Complete step by step answer:
The transition of an electron from the higher energy level to the lower energy level takes place by the emission of radiation. As there is an energy difference between the high and low energy level orbital, the electronic transition takes place only when the excess of the energy is liberated in the form of radiations.
According to the Laporte selection rule, the centrosymmetric environment transitions between the s-s, p-p, d-d, or f-f transitions are said to be forbidden. This is not allowed transition. Transition that is allowed should have the overall change in the orbital angular momentum or azimuthal quantum number ‘l’ by one unit. That is,
$\text{ }\Delta l\text{ = }\pm \text{ 1 or }-1\text{ }$
Let's have a look at the quantum numbers of the $\text{ 4s }$ and $\text{ 3s }$orbital. The principal quantum number that is shell number for $\text{ 4s }$orbital is $\text{ n = 4 }$ and for $\text{ 3s }$orbital it is found to be$\text{ n = 3 }$.

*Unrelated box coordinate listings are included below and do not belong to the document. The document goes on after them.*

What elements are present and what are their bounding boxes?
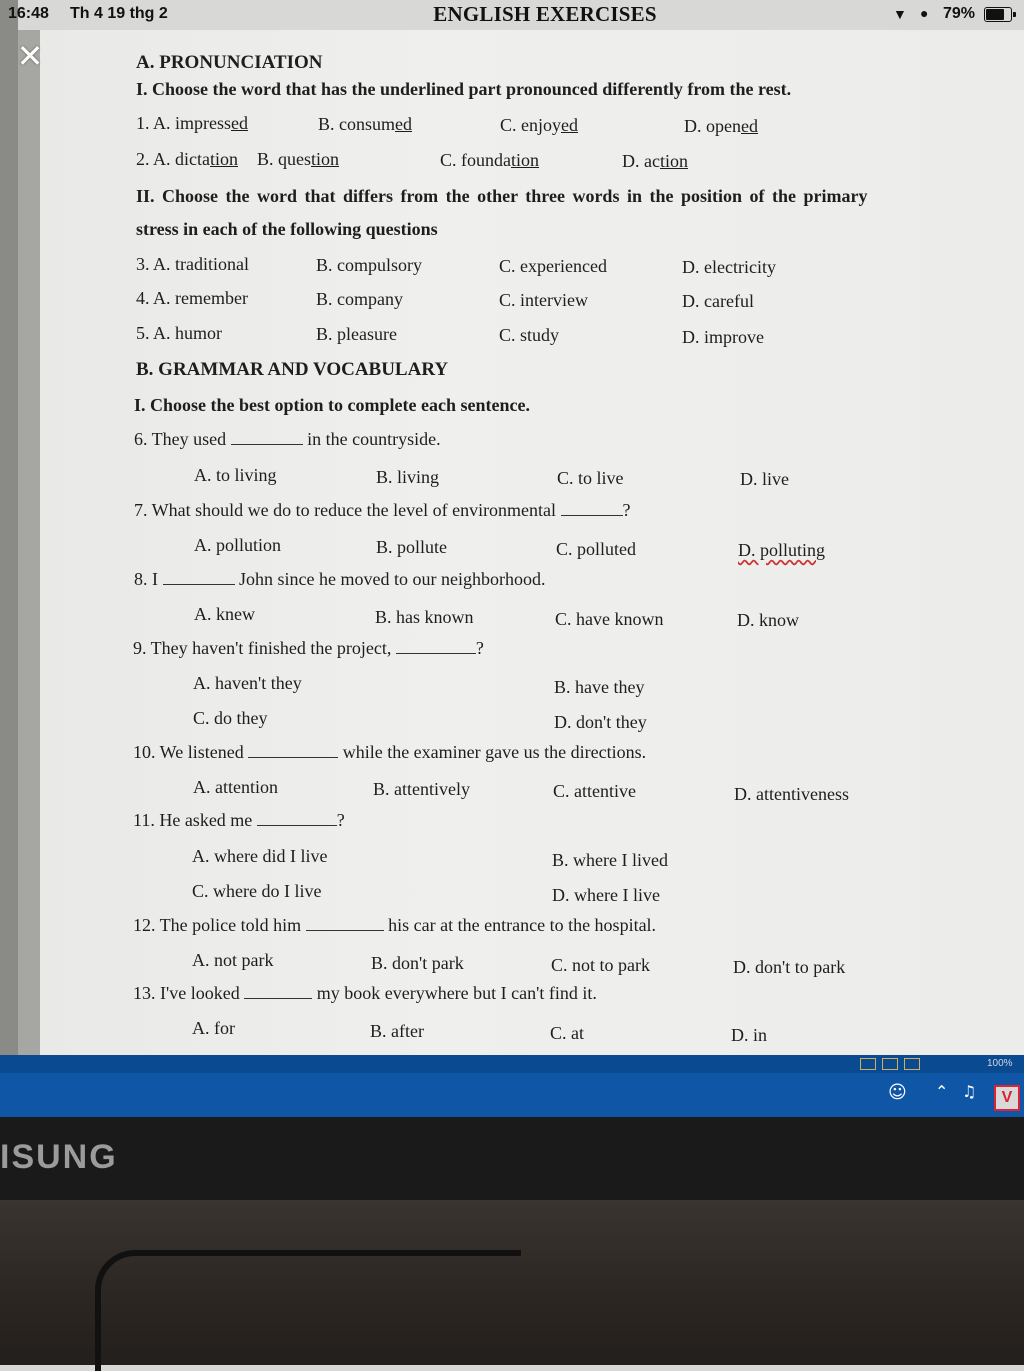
section-b-instruction: I. Choose the best option to complete each sentence.: [134, 395, 530, 415]
question-6: 6. They used in the countryside.: [134, 429, 441, 449]
q10-option-a: A. attention: [193, 777, 278, 797]
q9-option-c: C. do they: [193, 708, 268, 728]
q4-option-c: C. interview: [499, 290, 588, 310]
q6-option-a: A. to living: [194, 465, 277, 485]
q11-option-c: C. where do I live: [192, 881, 322, 901]
volume-icon[interactable]: ♫: [962, 1082, 977, 1101]
left-edge: [0, 0, 18, 1055]
section-a-instruction: I. Choose the word that has the underlined part pronounced differently from the rest.: [136, 79, 792, 99]
section-a-part2-line1: II. Choose the word that differs from the other three words in the position of the primary: [136, 186, 868, 206]
q6-option-b: B. living: [376, 467, 440, 487]
section-a-part2-line2: stress in each of the following questions: [136, 219, 438, 239]
question-7: 7. What should we do to reduce the level of environmental ?: [134, 500, 631, 520]
section-b-heading: B. GRAMMAR AND VOCABULARY: [136, 359, 449, 380]
q5-option-d: D. improve: [682, 327, 764, 347]
chevron-up-icon[interactable]: ⌃: [935, 1082, 949, 1101]
q3-option-d: D. electricity: [682, 257, 776, 277]
q9-option-a: A. haven't they: [193, 673, 302, 693]
q2-option-c: C. foundation: [440, 150, 540, 170]
q3-option-c: C. experienced: [499, 256, 607, 276]
q10-option-c: C. attentive: [553, 781, 636, 801]
q5-option-b: B. pleasure: [316, 324, 397, 344]
q4-option-b: B. company: [316, 289, 403, 309]
document-page: [40, 30, 1024, 1055]
q9-option-d: D. don't they: [554, 712, 647, 732]
q8-option-b: B. has known: [375, 607, 474, 627]
battery-percent: 79%: [943, 5, 976, 22]
view-mode-icons[interactable]: [860, 1057, 970, 1069]
q11-option-a: A. where did I live: [192, 846, 328, 866]
wifi-icon: ▼: [893, 6, 907, 22]
q8-option-a: A. knew: [194, 604, 255, 624]
q12-option-b: B. don't park: [371, 953, 464, 973]
status-bar: [0, 0, 1024, 30]
q7-option-b: B. pollute: [376, 537, 447, 557]
vietkey-icon[interactable]: V: [994, 1085, 1020, 1111]
zoom-level[interactable]: 100%: [987, 1058, 1013, 1069]
section-a-heading: A. PRONUNCIATION: [136, 52, 323, 73]
question-10: 10. We listened while the examiner gave us the directions.: [133, 742, 647, 762]
q13-option-a: A. for: [192, 1018, 235, 1038]
battery-icon: [984, 7, 1012, 22]
q7-option-d: D. polluting: [738, 540, 826, 560]
q5-option-a: 5. A. humor: [136, 323, 223, 343]
question-1: 1. A. impressed: [136, 113, 249, 133]
q11-option-b: B. where I lived: [552, 850, 668, 870]
question-12: 12. The police told him his car at the entrance to the hospital.: [133, 915, 657, 935]
q9-option-b: B. have they: [554, 677, 645, 697]
q8-option-d: D. know: [737, 610, 799, 630]
question-13: 13. I've looked my book everywhere but I can't find it.: [133, 983, 597, 1003]
q10-option-b: B. attentively: [373, 779, 470, 799]
q10-option-d: D. attentiveness: [734, 784, 849, 804]
q3-option-b: B. compulsory: [316, 255, 422, 275]
q7-option-c: C. polluted: [556, 539, 636, 559]
monitor-stand: [95, 1250, 521, 1371]
q13-option-c: C. at: [550, 1023, 584, 1043]
q13-option-d: D. in: [731, 1025, 767, 1045]
q5-option-c: C. study: [499, 325, 560, 345]
question-2: 2. A. dictation: [136, 149, 239, 169]
close-icon[interactable]: ✕: [16, 37, 44, 75]
document-margin: [18, 30, 40, 1055]
q11-option-d: D. where I live: [552, 885, 660, 905]
document-title: ENGLISH EXERCISES: [433, 2, 657, 26]
q4-option-a: 4. A. remember: [136, 288, 248, 308]
q12-option-c: C. not to park: [551, 955, 650, 975]
q13-option-b: B. after: [370, 1021, 424, 1041]
q3-option-a: 3. A. traditional: [136, 254, 249, 274]
q8-option-c: C. have known: [555, 609, 664, 629]
q2-option-b: B. question: [257, 149, 340, 169]
q4-option-d: D. careful: [682, 291, 754, 311]
date: Th 4 19 thg 2: [70, 5, 168, 22]
monitor-bezel: [0, 1117, 1024, 1207]
people-icon[interactable]: ☺: [888, 1082, 907, 1103]
q2-option-d: D. action: [622, 151, 688, 171]
q1-option-b: B. consumed: [318, 114, 413, 134]
q6-option-d: D. live: [740, 469, 789, 489]
clock: 16:48: [8, 5, 49, 22]
question-8: 8. I John since he moved to our neighborhood.: [134, 569, 546, 589]
q7-option-a: A. pollution: [194, 535, 282, 555]
windows-taskbar: [0, 1055, 1024, 1117]
q12-option-d: D. don't to park: [733, 957, 846, 977]
monitor-brand-logo: ISUNG: [0, 1138, 118, 1176]
alarm-icon: ●: [920, 5, 929, 21]
question-9: 9. They haven't finished the project, ?: [133, 638, 484, 658]
question-11: 11. He asked me ?: [133, 810, 345, 830]
q6-option-c: C. to live: [557, 468, 624, 488]
q1-option-c: C. enjoyed: [500, 115, 578, 135]
q12-option-a: A. not park: [192, 950, 274, 970]
q1-option-d: D. opened: [684, 116, 758, 136]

Here, both the orbitals under consideration are ‘s’ orbitals, thus despite the different shell numbers, the $\text{ 4s }$ and $\text{ 3s }$orbital have the same azimuthal quantum number. That is,
$\text{ }{{l}_{4s}}\text{ = }{{l}_{3s}}\text{ = 0 }$
Here, change is the azimuthal quantum number is equal to,
$\text{ }\Delta l={{l}_{4s}}\text{ }-\text{ }{{l}_{3s}}\text{ = 0 }$
The transition of an electron from the $\text{ 4s }$(higher energy orbital) to the $\text{ 3s }$(lower energy orbital ) is accomplished by the emission of radiation or emission of a photon having the energy equal to the energy difference between the high and low energy orbitals.

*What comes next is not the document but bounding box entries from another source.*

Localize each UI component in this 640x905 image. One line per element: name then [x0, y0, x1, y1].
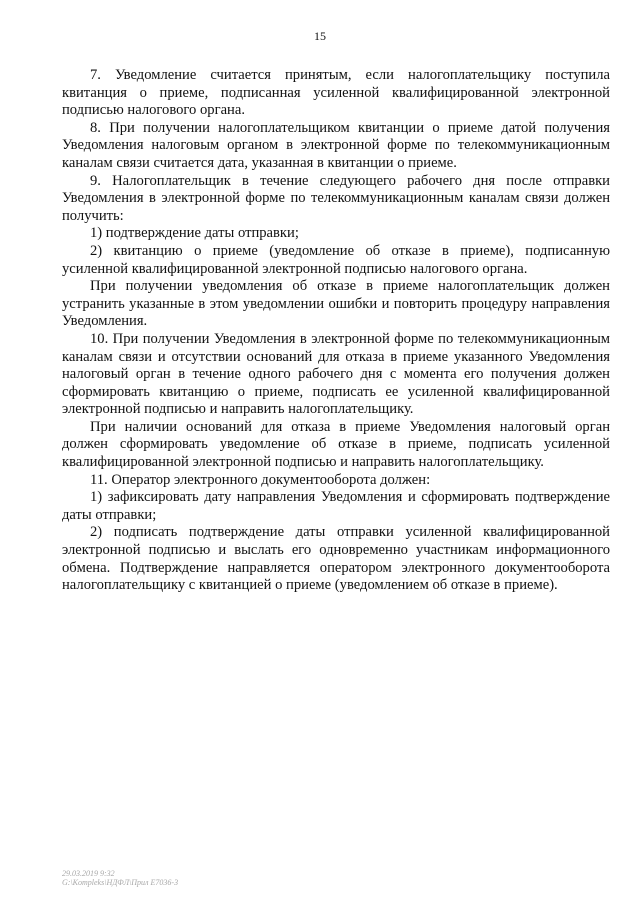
paragraph-item-7: 7. Уведомление считается принятым, если налогоплательщику поступила квитанция о приеме, подписанная усиленной квалифицированной электронной подписью налогового органа.	[62, 67, 610, 119]
paragraph-subitem-11-1: 1) зафиксировать дату направления Уведомления и сформировать подтверждение даты отправки;	[62, 489, 610, 523]
paragraph-subitem-9-2: 2) квитанцию о приеме (уведомление об отказе в приеме), подписанную усиленной квалифицированной электронной подписью налогового органа.	[62, 242, 610, 277]
paragraph-refusal-grounds: При наличии оснований для отказа в приеме Уведомления налоговый орган должен сформировать уведомление об отказе в приеме, подписать усиленной квалифицированной электронной подписью и направить налогоплательщику.	[62, 418, 610, 471]
file-stamp-date: 29.03.2019 9:32	[62, 869, 115, 878]
paragraph-subitem-11-2: 2) подписать подтверждение даты отправки усиленной квалифицированной электронной подписью и выслать его одновременно участникам информационного обмена. Подтверждение направляется оператором электронного документооборота налогоплательщику с квитанцией о приеме (уведомлением об отказе в приеме).	[62, 524, 610, 594]
document-body	[62, 67, 610, 595]
paragraph-refusal-note: При получении уведомления об отказе в приеме налогоплательщик должен устранить указанные в этом уведомлении ошибки и повторить процедуру направления Уведомления.	[62, 278, 610, 330]
paragraph-item-11: 11. Оператор электронного документооборота должен:	[90, 471, 431, 488]
paragraph-item-8: 8. При получении налогоплательщиком квитанции о приеме датой получения Уведомления налоговым органом в электронной форме по телекоммуникационным каналам связи считается дата, указанная в квитанции о приеме.	[62, 119, 610, 171]
paragraph-subitem-9-1: 1) подтверждение даты отправки;	[90, 225, 299, 242]
file-stamp-footer	[62, 869, 178, 887]
paragraph-item-10: 10. При получении Уведомления в электронной форме по телекоммуникационным каналам связи и отсутствии оснований для отказа в приеме указанного Уведомления налоговый орган в течение одного рабочего дня с момента его получения должен сформировать квитанцию о приеме, подписать ее усиленной квалифицированной электронной подписью и направить налогоплательщику.	[62, 330, 610, 418]
page-number: 15	[314, 29, 326, 43]
paragraph-item-9: 9. Налогоплательщик в течение следующего рабочего дня после отправки Уведомления в электронной форме по телекоммуникационным каналам связи должен получить:	[62, 172, 610, 224]
file-stamp-path: G:\Kompleks\НДФЛ\Прил Е7036-3	[62, 878, 179, 887]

During the transition, the change in the spin quantum number should be equal to zero. Such a transition is allowed.
$\text{ }\Delta \text{S = 0 }$
Here, the photon is emitted during the transition of electrons from $\text{ 4s }$ to $\text{ 3s }$orbital. The photon has a spin angular moment of 1. Thus, the spin angular momentum is no longer equal to zero. Similarly the angular momentum should have changed by a 1 unit. But this change is taken away by the emitting photon.
 $\text{ }\Delta \text{S }\ne \text{ 0 }$
The transition of electrons from $\text{ 4s }$ to $\text{ 3s }$orbital is a forbidden transition because there will be no change in the orbital angular momentum of the electron$\text{ }\Delta l\text{ = 0 }$, although the emitted photon has angular momentum.So, the correct answer is “Option A”.

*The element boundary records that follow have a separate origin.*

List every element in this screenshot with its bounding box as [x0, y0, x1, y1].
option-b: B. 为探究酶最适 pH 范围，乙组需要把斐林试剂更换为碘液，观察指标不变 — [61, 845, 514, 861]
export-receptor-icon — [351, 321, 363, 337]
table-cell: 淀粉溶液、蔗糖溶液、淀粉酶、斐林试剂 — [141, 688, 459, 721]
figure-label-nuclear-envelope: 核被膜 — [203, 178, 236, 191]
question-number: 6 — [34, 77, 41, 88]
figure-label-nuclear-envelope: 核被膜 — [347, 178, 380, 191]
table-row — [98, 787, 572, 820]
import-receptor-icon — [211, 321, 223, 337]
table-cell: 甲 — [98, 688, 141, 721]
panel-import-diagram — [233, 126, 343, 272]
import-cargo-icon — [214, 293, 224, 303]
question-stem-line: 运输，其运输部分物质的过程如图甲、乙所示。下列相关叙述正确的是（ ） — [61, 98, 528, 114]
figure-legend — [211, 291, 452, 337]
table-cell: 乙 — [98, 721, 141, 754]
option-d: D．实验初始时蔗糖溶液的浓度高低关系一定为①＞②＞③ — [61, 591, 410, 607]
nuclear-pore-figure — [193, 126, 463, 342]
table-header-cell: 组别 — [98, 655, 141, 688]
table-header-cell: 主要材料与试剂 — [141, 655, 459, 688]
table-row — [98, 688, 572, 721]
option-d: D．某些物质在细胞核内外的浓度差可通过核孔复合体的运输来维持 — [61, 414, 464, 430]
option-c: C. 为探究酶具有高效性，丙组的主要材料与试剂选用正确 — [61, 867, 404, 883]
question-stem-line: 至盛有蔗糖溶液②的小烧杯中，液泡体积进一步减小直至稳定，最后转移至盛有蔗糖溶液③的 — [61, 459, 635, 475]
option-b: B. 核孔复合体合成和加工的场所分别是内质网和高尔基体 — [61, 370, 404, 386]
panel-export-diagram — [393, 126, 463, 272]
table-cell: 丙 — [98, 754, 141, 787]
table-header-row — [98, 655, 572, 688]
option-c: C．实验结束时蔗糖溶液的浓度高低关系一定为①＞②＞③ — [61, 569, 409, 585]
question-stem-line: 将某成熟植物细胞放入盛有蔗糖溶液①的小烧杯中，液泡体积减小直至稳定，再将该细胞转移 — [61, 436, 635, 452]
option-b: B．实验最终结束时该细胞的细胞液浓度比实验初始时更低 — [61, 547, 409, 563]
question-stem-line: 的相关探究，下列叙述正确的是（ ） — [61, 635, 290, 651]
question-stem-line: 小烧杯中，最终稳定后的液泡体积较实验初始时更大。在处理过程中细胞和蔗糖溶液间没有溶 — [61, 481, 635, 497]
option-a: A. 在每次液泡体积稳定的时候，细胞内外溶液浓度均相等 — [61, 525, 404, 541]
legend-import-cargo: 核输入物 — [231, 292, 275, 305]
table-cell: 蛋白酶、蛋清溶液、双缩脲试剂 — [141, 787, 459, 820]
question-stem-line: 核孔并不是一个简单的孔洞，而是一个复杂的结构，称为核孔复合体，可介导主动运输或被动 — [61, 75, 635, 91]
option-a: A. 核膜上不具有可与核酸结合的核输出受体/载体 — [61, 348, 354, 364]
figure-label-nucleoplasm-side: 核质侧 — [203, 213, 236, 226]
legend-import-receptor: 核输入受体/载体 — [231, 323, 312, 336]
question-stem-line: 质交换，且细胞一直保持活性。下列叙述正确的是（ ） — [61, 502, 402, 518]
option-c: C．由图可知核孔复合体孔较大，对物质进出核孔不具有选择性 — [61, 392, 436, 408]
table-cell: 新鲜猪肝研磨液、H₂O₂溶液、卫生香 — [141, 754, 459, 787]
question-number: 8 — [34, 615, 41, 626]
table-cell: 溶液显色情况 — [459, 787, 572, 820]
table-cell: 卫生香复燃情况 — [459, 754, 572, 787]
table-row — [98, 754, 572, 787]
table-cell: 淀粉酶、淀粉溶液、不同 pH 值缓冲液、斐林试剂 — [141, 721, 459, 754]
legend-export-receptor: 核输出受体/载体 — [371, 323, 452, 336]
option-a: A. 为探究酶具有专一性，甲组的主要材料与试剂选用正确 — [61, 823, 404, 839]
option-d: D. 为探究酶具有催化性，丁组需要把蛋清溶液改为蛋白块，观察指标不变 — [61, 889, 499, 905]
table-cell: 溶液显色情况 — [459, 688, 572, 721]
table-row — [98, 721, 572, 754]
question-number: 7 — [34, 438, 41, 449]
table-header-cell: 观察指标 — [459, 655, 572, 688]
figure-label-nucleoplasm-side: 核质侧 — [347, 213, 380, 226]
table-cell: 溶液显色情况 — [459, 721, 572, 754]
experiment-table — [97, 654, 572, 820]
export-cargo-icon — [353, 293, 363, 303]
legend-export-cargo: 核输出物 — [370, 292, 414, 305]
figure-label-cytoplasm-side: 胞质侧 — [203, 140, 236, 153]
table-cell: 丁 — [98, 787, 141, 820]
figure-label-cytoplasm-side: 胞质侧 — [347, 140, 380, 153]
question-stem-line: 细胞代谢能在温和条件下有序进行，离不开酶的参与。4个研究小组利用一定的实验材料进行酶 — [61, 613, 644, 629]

Note: Note that, apart from angular momentum and spin momentum the selection rule is also given based on the symmetry of the orbital. The parity (symmetry) of the orbitals should change during the transition. That is if the symmetry of the orbital is ‘g’ must change to ‘u’ or vice versa. The transition between orbitals having the same symmetry is said to be a forbidden transition. For example, the transition between two s have the symmetry of ‘g’ (gerade, even) is forbidden.
$\begin{align}
  & \text{ Allowed : g}\leftrightarrow \text{u , u}\leftrightarrow \text{g} \\
 & \text{ Forbidden : u}\leftrightarrow \text{u , g}\leftrightarrow \text{g } \\
\end{align}$